Талейран понимал, что если так обращаются с суверенными князьями, то с ним и подавно не будут церемониться. Да при наполеоновском дворе даже и в голову не могло притти сопротивляться воле владыки. Раздумывать было бесполезно. Талейран махнул рукой и вступил в законный брак.
По преданию, Талейран, еще когда при Директории хлопотал об освобождении этой красавицы, в которую был уже тогда влюблен, говорил об этой своей будущей жене властям: «Примите во внимание, что она глупа до самой крайней степени вероятия и не в состоянии ничего понимать». В великосветском кругу одни ее прозвали индюшкой, а другие упорно настаивали, что это опрометчивое приравнивание незаслуженно и безответственно оскорбляет названную птицу. Индюшкой же княгиню Талейран стали называть после того, как она громогласно заявила на одном рауте: «Я — из Индии» («Je suis d'Inde»), — а эта фраза звучит по-французски так: «Я — индюшка» («Je suis dinde»).
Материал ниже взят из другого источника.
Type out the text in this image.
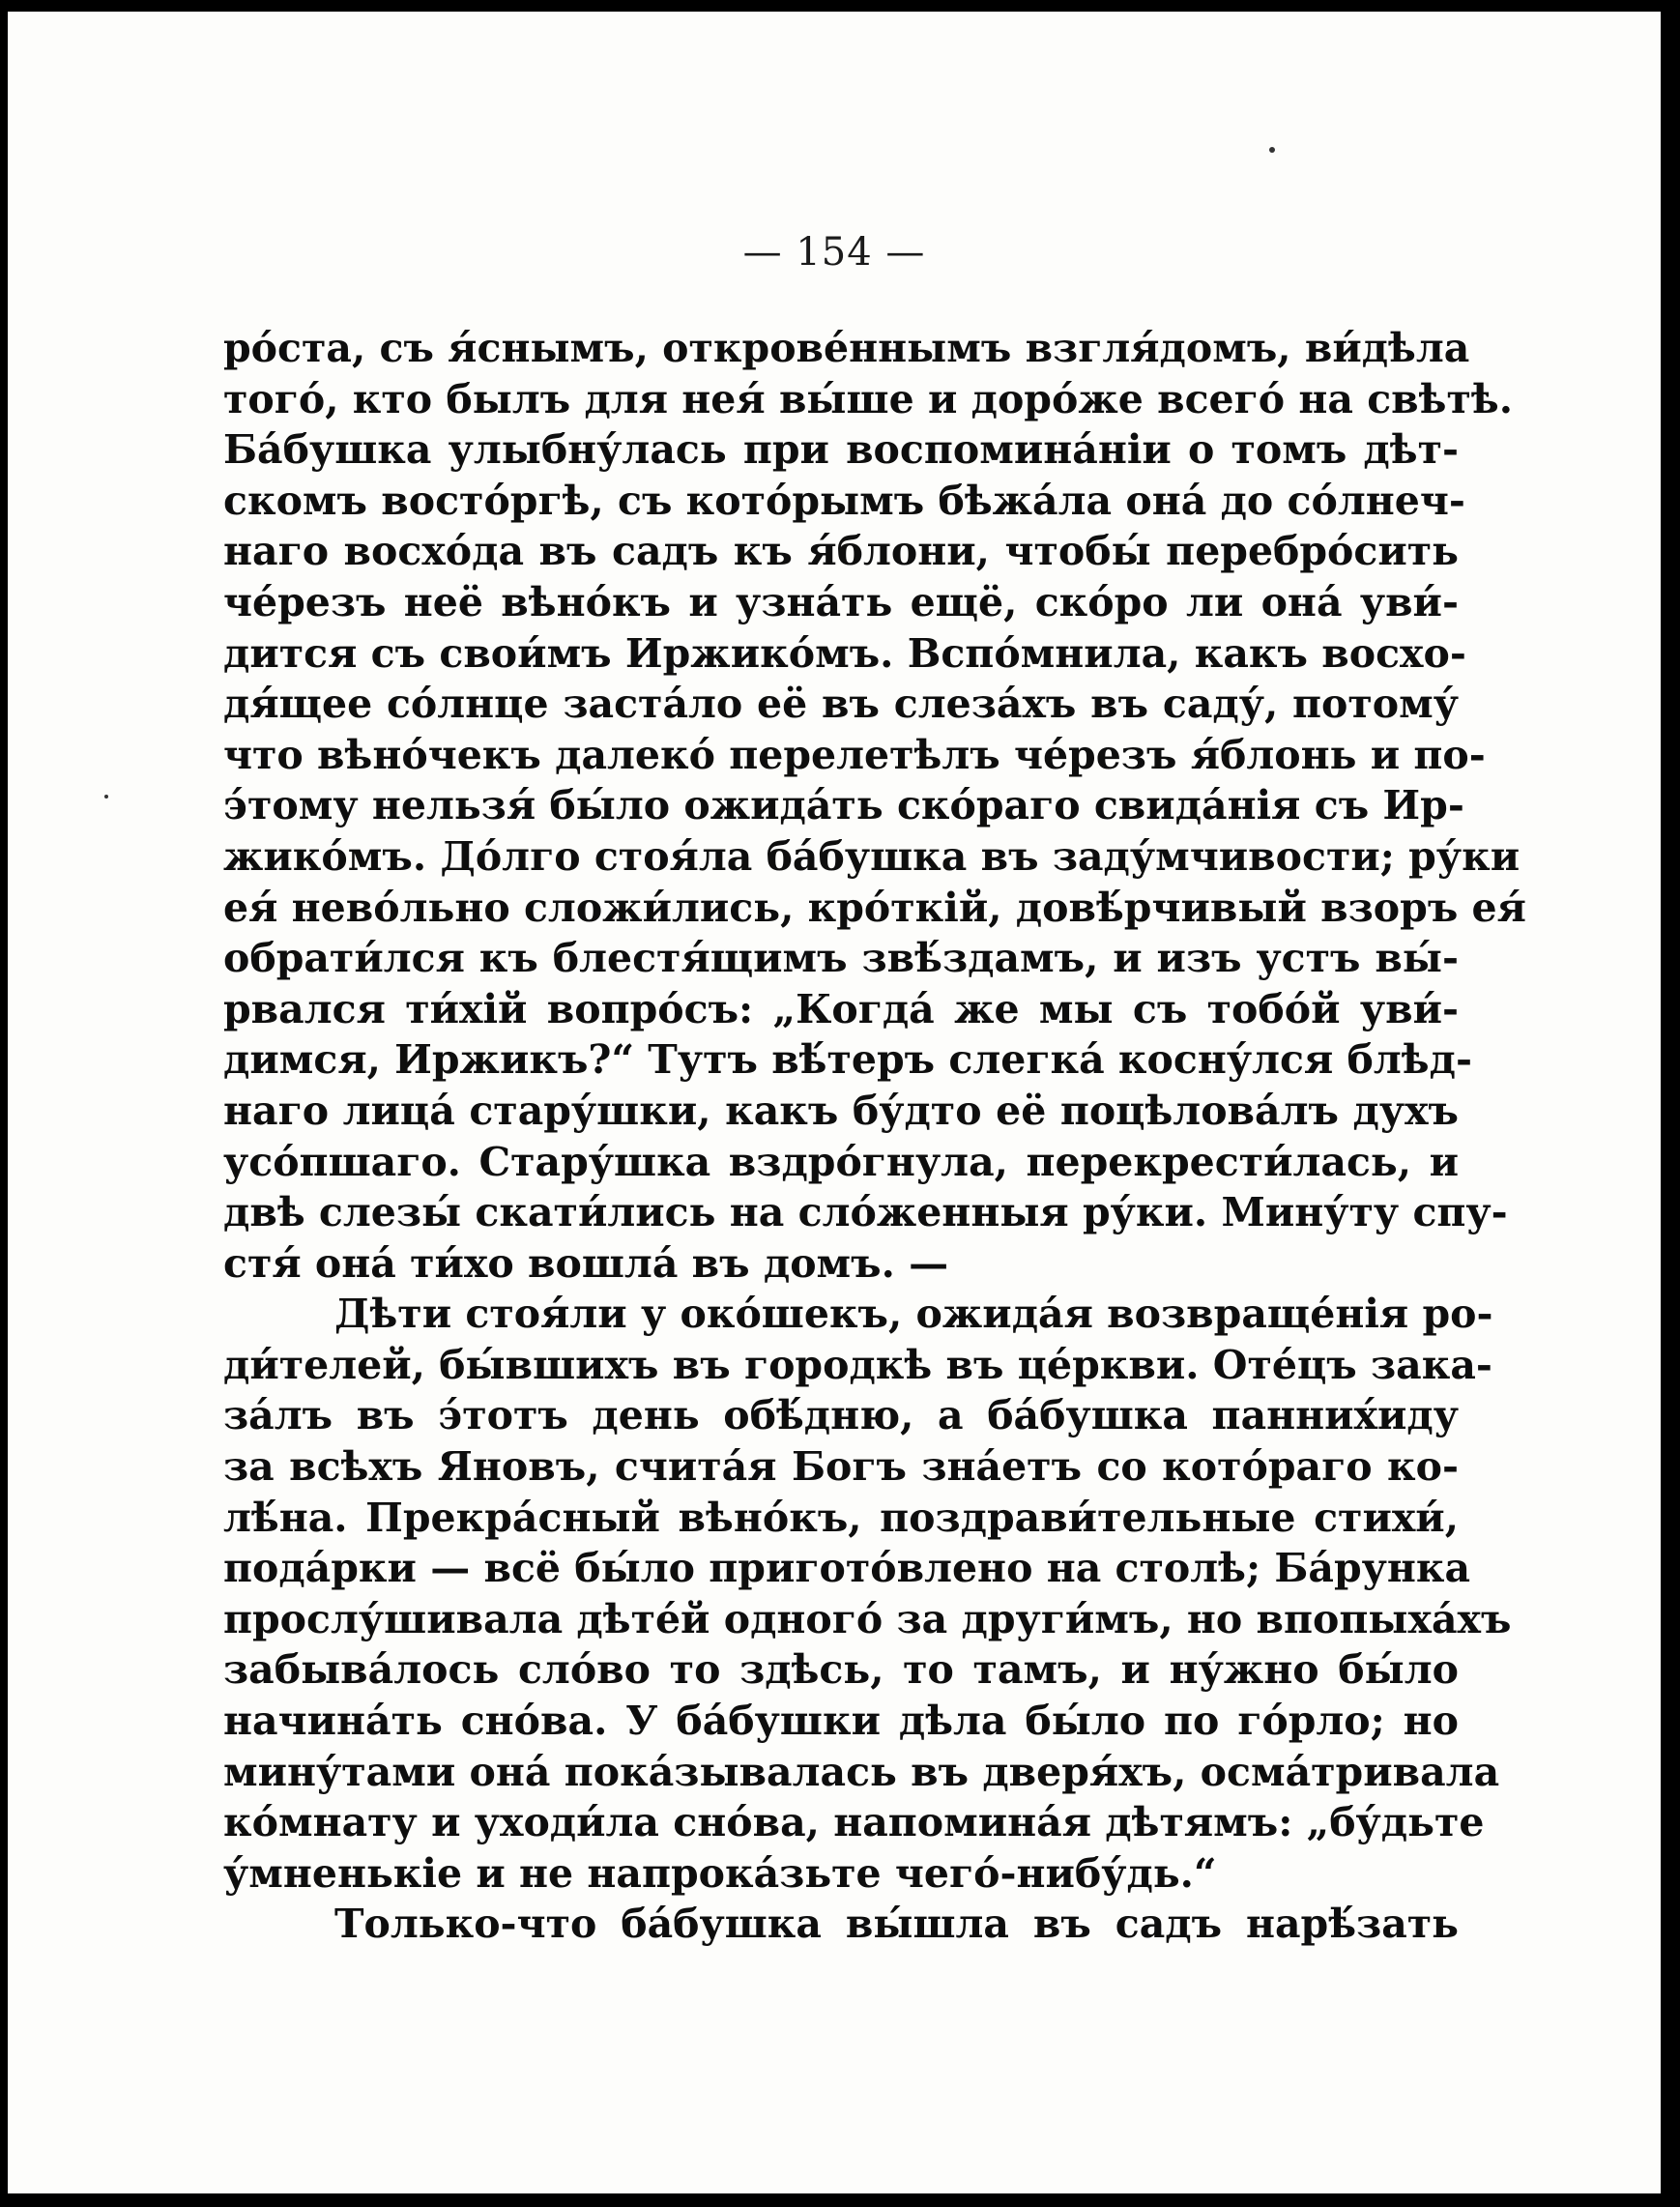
— 154 —
ро́ста, съ я́снымъ, открове́ннымъ взгля́домъ, ви́дѣла
того́, кто былъ для нея́ вы́ше и доро́же всего́ на свѣтѣ.
Ба́бушка улыбну́лась при воспомина́нiи о томъ дѣт-
скомъ восто́ргѣ, съ кото́рымъ бѣжа́ла она́ до со́лнеч-
наго восхо́да въ садъ къ я́блони, чтобы́ перебро́сить
че́резъ неё вѣно́къ и узна́ть ещё, ско́ро ли она́ уви́-
дится съ свои́мъ Иржико́мъ. Вспо́мнила, какъ восхо-
дя́щее со́лнце заста́ло её въ слеза́хъ въ саду́, потому́
что вѣно́чекъ далеко́ перелетѣлъ че́резъ я́блонь и по-
э́тому нельзя́ бы́ло ожида́ть ско́раго свида́нiя съ Ир-
жико́мъ. До́лго стоя́ла ба́бушка въ заду́мчивости; ру́ки
ея́ нево́льно сложи́лись, кро́ткiй, довѣ́рчивый взоръ ея́
обрати́лся къ блестя́щимъ звѣ́здамъ, и изъ устъ вы́-
рвался ти́хiй вопро́съ: „Когда́ же мы съ тобо́й уви́-
димся, Иржикъ?“ Тутъ вѣ́теръ слегка́ косну́лся блѣд-
наго лица́ стару́шки, какъ бу́дто её поцѣлова́лъ духъ
усо́пшаго. Стару́шка вздро́гнула, перекрести́лась, и
двѣ слезы́ скати́лись на сло́женныя ру́ки. Мину́ту спу-
стя́ она́ ти́хо вошла́ въ домъ. —
Дѣти стоя́ли у око́шекъ, ожида́я возвраще́нiя ро-
ди́телей, бы́вшихъ въ городкѣ въ це́ркви. Оте́цъ зака-
за́лъ въ э́тотъ день обѣ́дню, а ба́бушка панних́иду
за всѣхъ Яновъ, счита́я Богъ зна́етъ со кото́раго ко-
лѣ́на. Прекра́сный вѣно́къ, поздрави́тельные стихи́,
пода́рки — всё бы́ло пригото́влено на столѣ; Ба́рунка
прослу́шивала дѣте́й одного́ за други́мъ, но впопыха́хъ
забыва́лось сло́во то здѣсь, то тамъ, и ну́жно бы́ло
начина́ть сно́ва. У ба́бушки дѣла бы́ло по го́рло; но
мину́тами она́ пока́зывалась въ дверя́хъ, осма́тривала
ко́мнату и уходи́ла сно́ва, напомина́я дѣтямъ: „бу́дьте
у́мненькiе и не напрока́зьте чего́-нибу́дь.“
Только-что ба́бушка вы́шла въ садъ нарѣ́зать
Большой роли эта особа в жизни Талейрана не играла. «Ведь глупая жена не может компрометировать умного мужа, — говаривал князь Талейран: — компрометировать может только такая, которую считают умной».
Супруги впоследствии жили раздельно с тех пор, как Талейран приблизил к себе и поселил у себя жену своего племянника, герцогиню Дино, которая и стала хозяйкой его дома до самой смерти князя.